The Work It Takes
There’s a lot to write about but for now I’ll stick with what I was talking about before, which is davenning. Jeremiah asked some really good questions about what kind of work I believe davenning takes and what exactly it is that I mean by davenning in the first place.
We’re actually studying davenning in school… That is to say that we’re learning masechet berachot in Talmud and hilchot tefillah (Mishneh Torah) in Halacha. The question of what actually constitutes davenning has been the focus of much class discussion, especially, it seems, over the past couple of days. The bottom line is that, when you come down to it, as far as Torah obligation is concerned, any praise, supplication, thanks combination communication with God constitutes the fulfillment of the obligation to pray. And, according to the strictest minimal Torah obligation, as long as you do this at least once a day, you’ve done what God commands as far as prayer is concerned. In that sense, it is never appropriate to say that a person does not know how to daven
That said, we as Jews do not live by the Torah. We live by the Rabbis. Unless you are a Karaite, if you are a Jew with any sort of practice tradition, you are a Rabbinic Jew. Our Judaism is entirely based upon how the Rabbis established their interpretations of scripture, and what they established that Jews ought to do practically in order to stay in line with what they understood to be God’s will for us. If it weren’t for these rabbis and sages, there would be no Judaism.

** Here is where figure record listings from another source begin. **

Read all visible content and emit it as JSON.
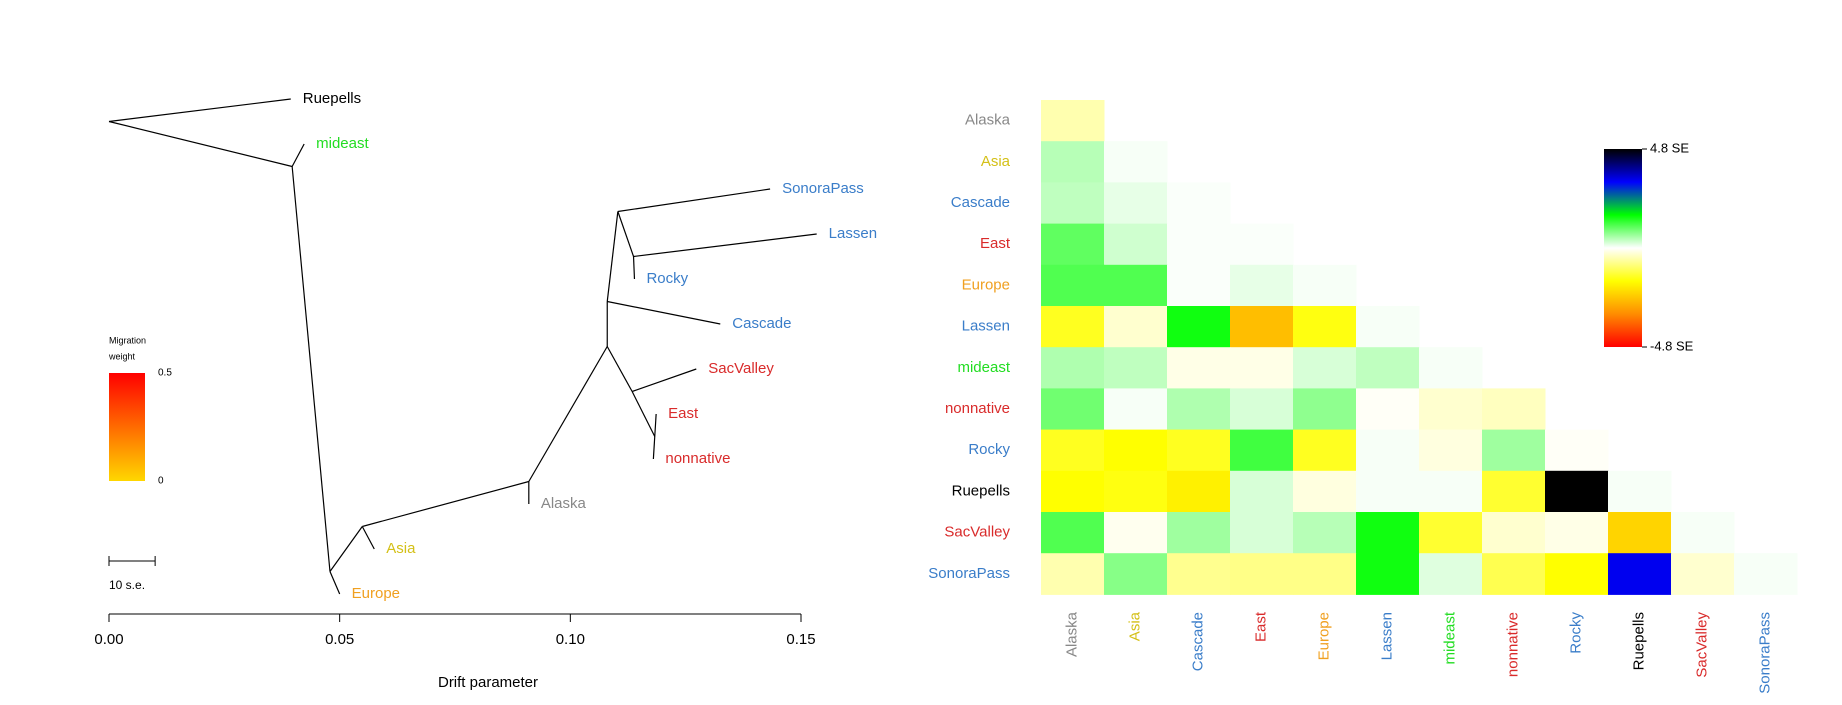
{
  "chart_data": [
    {
      "type": "tree",
      "xlabel": "Drift parameter",
      "xlim": [
        0,
        0.15
      ],
      "xticks": [
        {
          "value": 0,
          "label": "0.00"
        },
        0.05,
        {
          "value": 0.1,
          "label": "0.10"
        },
        0.15
      ],
      "legend": {
        "title": [
          "Migration",
          "weight"
        ],
        "lim": [
          0,
          0.5
        ],
        "ticks": [
          0.5,
          0
        ],
        "colors": [
          "#ffd700",
          "#ff0000"
        ]
      },
      "scale_bar": {
        "label": "10 s.e.",
        "length": 0.01
      },
      "tree": {
        "x": 0,
        "children": [
          {
            "label": "Ruepells",
            "color": "#000000",
            "x": 0.0394
          },
          {
            "x": 0.0397,
            "children": [
              {
                "label": "mideast",
                "color": "#22dd22",
                "x": 0.0423
              },
              {
                "x": 0.0479,
                "children": [
                  {
                    "x": 0.0549,
                    "children": [
                      {
                        "x": 0.091,
                        "children": [
                          {
                            "x": 0.108,
                            "children": [
                              {
                                "x": 0.108,
                                "children": [
                                  {
                                    "x": 0.1103,
                                    "children": [
                                      {
                                        "label": "SonoraPass",
                                        "color": "#3a7dc9",
                                        "x": 0.1433
                                      },
                                      {
                                        "x": 0.1137,
                                        "children": [
                                          {
                                            "label": "Lassen",
                                            "color": "#3a7dc9",
                                            "x": 0.1534
                                          },
                                          {
                                            "label": "Rocky",
                                            "color": "#3a7dc9",
                                            "x": 0.1139
                                          }
                                        ]
                                      }
                                    ]
                                  },
                                  {
                                    "label": "Cascade",
                                    "color": "#3a7dc9",
                                    "x": 0.1325
                                  }
                                ]
                              },
                              {
                                "x": 0.1134,
                                "children": [
                                  {
                                    "label": "SacValley",
                                    "color": "#d92b2b",
                                    "x": 0.1273
                                  },
                                  {
                                    "x": 0.1183,
                                    "children": [
                                      {
                                        "label": "East",
                                        "color": "#d92b2b",
                                        "x": 0.1186
                                      },
                                      {
                                        "label": "nonnative",
                                        "color": "#d92b2b",
                                        "x": 0.118
                                      }
                                    ]
                                  }
                                ]
                              }
                            ]
                          },
                          {
                            "label": "Alaska",
                            "color": "#888888",
                            "x": 0.091
                          }
                        ]
                      },
                      {
                        "label": "Asia",
                        "color": "#d4c017",
                        "x": 0.0575
                      }
                    ]
                  },
                  {
                    "label": "Europe",
                    "color": "#f0a020",
                    "x": 0.05
                  }
                ]
              }
            ]
          }
        ]
      }
    },
    {
      "type": "heatmap",
      "categories": [
        "Alaska",
        "Asia",
        "Cascade",
        "East",
        "Europe",
        "Lassen",
        "mideast",
        "nonnative",
        "Rocky",
        "Ruepells",
        "SacValley",
        "SonoraPass"
      ],
      "label_colors": [
        "#888888",
        "#d4c017",
        "#3a7dc9",
        "#d92b2b",
        "#f0a020",
        "#3a7dc9",
        "#22dd22",
        "#d92b2b",
        "#3a7dc9",
        "#000000",
        "#d92b2b",
        "#3a7dc9"
      ],
      "values": [
        [
          -0.5
        ],
        [
          0.45,
          0.05
        ],
        [
          0.4,
          0.15,
          0.03
        ],
        [
          1.0,
          0.3,
          0.03,
          0.03
        ],
        [
          1.1,
          1.1,
          0.03,
          0.15,
          0.05
        ],
        [
          -1.4,
          -0.3,
          1.5,
          -2.5,
          -1.5,
          0.05
        ],
        [
          0.5,
          0.4,
          -0.15,
          -0.15,
          0.25,
          0.4,
          0.05
        ],
        [
          0.9,
          0.05,
          0.5,
          0.25,
          0.7,
          -0.05,
          -0.3,
          -0.4
        ],
        [
          -1.4,
          -1.6,
          -1.4,
          1.2,
          -1.4,
          0.05,
          -0.2,
          0.6,
          -0.05
        ],
        [
          -1.6,
          -1.5,
          -1.8,
          0.25,
          -0.2,
          0.05,
          0.05,
          -1.3,
          4.8,
          0.05
        ],
        [
          1.1,
          -0.1,
          0.6,
          0.25,
          0.45,
          1.5,
          -1.3,
          -0.3,
          -0.15,
          -2.2,
          0.05
        ],
        [
          -0.5,
          0.75,
          -0.7,
          -0.75,
          -0.75,
          1.5,
          0.2,
          -1.1,
          -1.6,
          3.3,
          -0.3,
          0.05
        ]
      ],
      "zlim": [
        -4.8,
        4.8
      ],
      "zticks": [
        {
          "value": 4.8,
          "label": "4.8 SE"
        },
        {
          "value": -4.8,
          "label": "-4.8 SE"
        }
      ],
      "colors": [
        "#ff0000",
        "#ff8c00",
        "#ffff00",
        "#ffffff",
        "#00ff00",
        "#0000ff",
        "#000000"
      ]
    }
  ]
}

All this is by way of saying that we have forms and structures of davenning, and these forms, one can be good at or need practice with. I’ve met many who are quick to blame these structures for their problems with communal or organized davenning, or to blame the leadership of a particular synagogue or minyan for their boredom or lack of engagement. I’ve also known several who have felt this way initially, before they actually took the time to study and unpack the davenning structure as it exists in rabbinic law, as it is practiced by Jews throughout the world. There is a flow to it, a poetry, a rationale. The structure of our prayer service is carefully crafted to make communication with God easy and meaningful. We’d all like to think that we are artistic and poetic souls, that this need for structure doesn’t apply to us. But until you sit down and learn why the rabbis set the process of prayer as they did, until you take a minute to learn something of the elegance and poetry of the language of the service, and until you make an effort to actually use the structure, and do so uncynically, with a mind open to the possibilty that structure can be a help and not a hinderance, it is little more than hubris to think that you are above the use of the siddur.
There is, of course, more to this than just laziness and hubris. My words above are largely about principles rather than people. When it comes to people, I’m sympathetic. The prayer book is hard. Learning enough Hebrew to really appreciate it is hard. It takes time and work and I know very well the feeling that it is just too much. There is a very real fear and even shame about not knowing how to do what everyone around you seems to be doing effortlessly. That is why, when my rabbinical school class, during orientation, met in the synagogue to talk about prayer, I decided to make it known to the group that I still read a lot of the siddur in English. Everytime I daven I read through a section in Hebrew that I don’t yet have down, and sometimes that means I fall behind the congregation and don’t get to sing all of the out loud parts with everyone else. And sometimes it means that I have to skip over certain psalms or piyyutim. That is ok. Though it may not seem like it, everyone knows that there is a learning curve and no one will begrudge you the time which that learning process takes. And if they do, they’ve got their own problems.
Back to the singing. Singing, as I’ve said, has always been a very importand part of my life and a very significant and joyful experience for me, whether I understood the words I was singing or not. There is something to that. However, I came to a whole new understanding of singing as prayer when I came to a point where I did understand what it was that I was singing, when they were words that I could say meaningfully in prayer, quietly, by myself. At that point, taking those words and singing them out loud with a congregation became real davenning.
More to come, on this subject and others. Meantime, may we all be sealed in the book for a good life full of blessing, joy and meaning.
And for God’s sake be nice to each other!!!
(By the way, I wrote this entire thing on my iPod. How cool is that?)